India enacted the principal law much before China did. It enacted the Inter-State Migrant Workers (Regulation of Employment and Conditions of Services) act in 1979. China did it in 2010. The main aims were to protect the workers from exploitation by the employers. Every contractor or employer has to obtain licenses from the State authority where the worker resides and from the authority where the worker is employed. The Act stipulates that the remuneration to be paid, fixation of wages and other essential services to be provided should be explicitly mentioned in the contract agreement. In addition, suitable residential accommodation, adequate medical facilities and protectable clothing are to be provided. The Act lays down that the inspectors from the home state should visit the working place to ensure the compliance of the law, which was rarely followed.
The National Human Rights Commission (NHRC) drew the attention of Supreme Court highlighting the hardships faced by migrant workers in the wake of outbreak of COVID-19. The commission was of the view that had the government effectively implemented the Act, the hardships of the migrant workers would have been avoided. Alarmed, the Government included migrant workers in the new labor code bill, entitled “Occupational Safety, Health and Working Condition Code”. For the first time social benefits were introduced through the code. Migrant workers, drawing less than Rs18,000 per month, will be eligible for Public Distribution System either in their native states or the state where they work. The proposed code said that it is the duty of employers to extend benefits to the migrant workers, given in their establishments including Provident Fund and Employees State Insurance Scheme
However, there is a caveat. How far the new code will succeed to deluge the benefits to the migrant workers will depend on how the new code is strictly enforced. The new code puts the onus on employers to extend the benefits. According to the code, the contractor who supplies the worker to the establishments, should obtain a license from State government where the worker belongs and from the State government, where the worker is working. This warrants a major scope for vested interests and connivance between employer and contractor, which unless is strictly monitored, may deprive the migrant workers from the benefits.

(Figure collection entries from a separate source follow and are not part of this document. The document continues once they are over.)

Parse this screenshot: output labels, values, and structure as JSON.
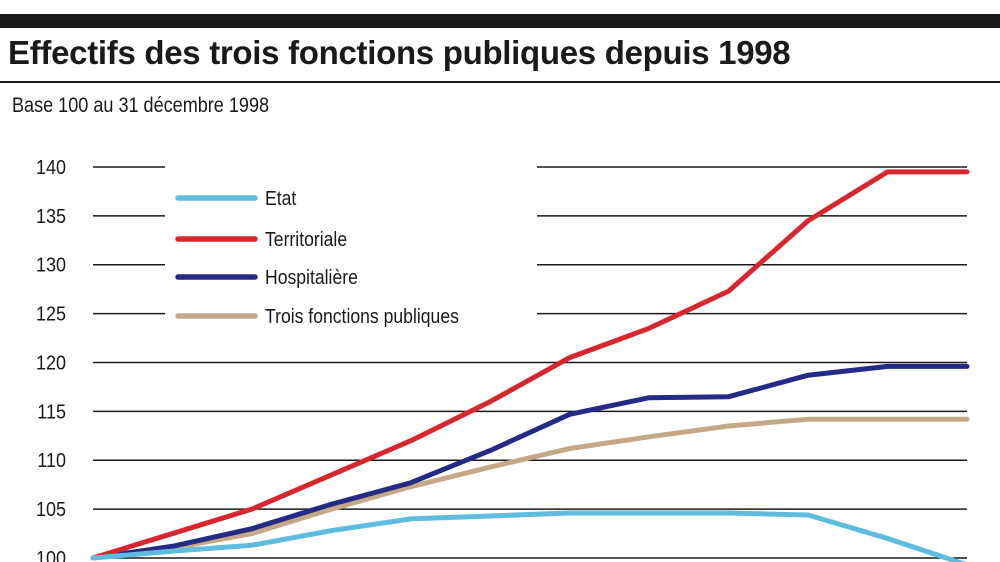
{
  "header": {
    "title": "Effectifs des trois fonctions publiques depuis 1998",
    "subtitle": "Base 100 au 31 décembre 1998"
  },
  "colors": {
    "etat": "#5fbcdf",
    "territoriale": "#d8262e",
    "hospitaliere": "#242a86",
    "trois": "#c4a988",
    "gridline": "#1a1a1a",
    "text": "#1a1a1a"
  },
  "chart_data": {
    "type": "line",
    "title": "Effectifs des trois fonctions publiques depuis 1998",
    "subtitle": "Base 100 au 31 décembre 1998",
    "xlabel": "",
    "ylabel": "",
    "ylim": [
      100,
      140
    ],
    "yticks": [
      100,
      105,
      110,
      115,
      120,
      125,
      130,
      135,
      140
    ],
    "x": [
      0,
      1,
      2,
      3,
      4,
      5,
      6,
      7,
      8,
      9,
      10,
      11
    ],
    "grid": true,
    "legend_position": "top-left",
    "series": [
      {
        "name": "Etat",
        "color": "#5fbcdf",
        "values": [
          100,
          100.7,
          101.3,
          102.8,
          104,
          104.3,
          104.6,
          104.6,
          104.6,
          104.4,
          102,
          99.3
        ]
      },
      {
        "name": "Territoriale",
        "color": "#d8262e",
        "values": [
          100,
          102.5,
          105,
          108.5,
          112,
          116,
          120.5,
          123.5,
          127.3,
          134.5,
          139.5,
          139.5
        ]
      },
      {
        "name": "Hospitalière",
        "color": "#242a86",
        "values": [
          100,
          101.2,
          103,
          105.5,
          107.7,
          111,
          114.7,
          116.4,
          116.5,
          118.7,
          119.6,
          119.6
        ]
      },
      {
        "name": "Trois fonctions publiques",
        "color": "#c4a988",
        "values": [
          100,
          101,
          102.5,
          105,
          107.3,
          109.3,
          111.2,
          112.4,
          113.5,
          114.2,
          114.2,
          114.2
        ]
      }
    ]
  }
}
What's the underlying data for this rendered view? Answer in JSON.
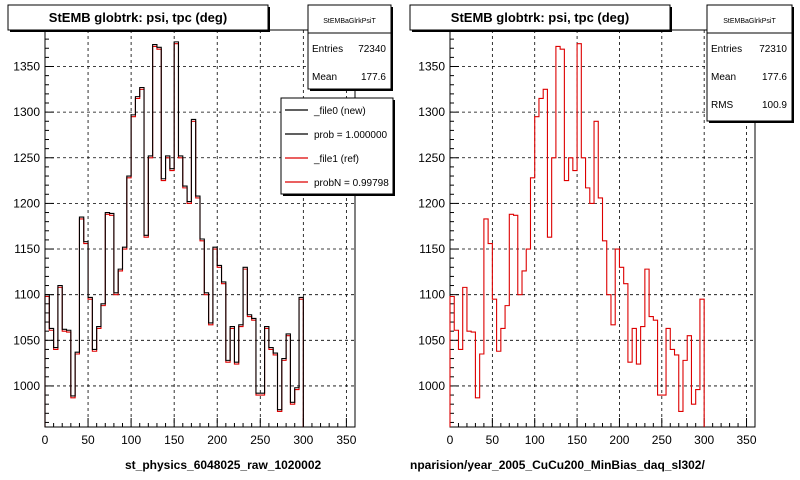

The construction industry is an industry that witnessed rapid growth in the active participation of migrant workers. One-third of the migrant workers are engaged in construction industry. It attracts both skilled workers (masons, carpenters) and unskilled workers. It contributes 7.5 percent to the GDP. The garment industry is another strong pillar of Indian industry, which employs a big number of migrant workers.
An exasperated China invoked a stricter law to protect the migrant workers from the default of payment of wages during the outbreak of COVID 19. According to a decree by State Council, signed by the Chinese Premier, both government officials and employers are responsible and punishable for the default in payment of wages to the migrant workers. Why then is India backtracking to take emergency measures to mitigate the plight in a similar manner like China?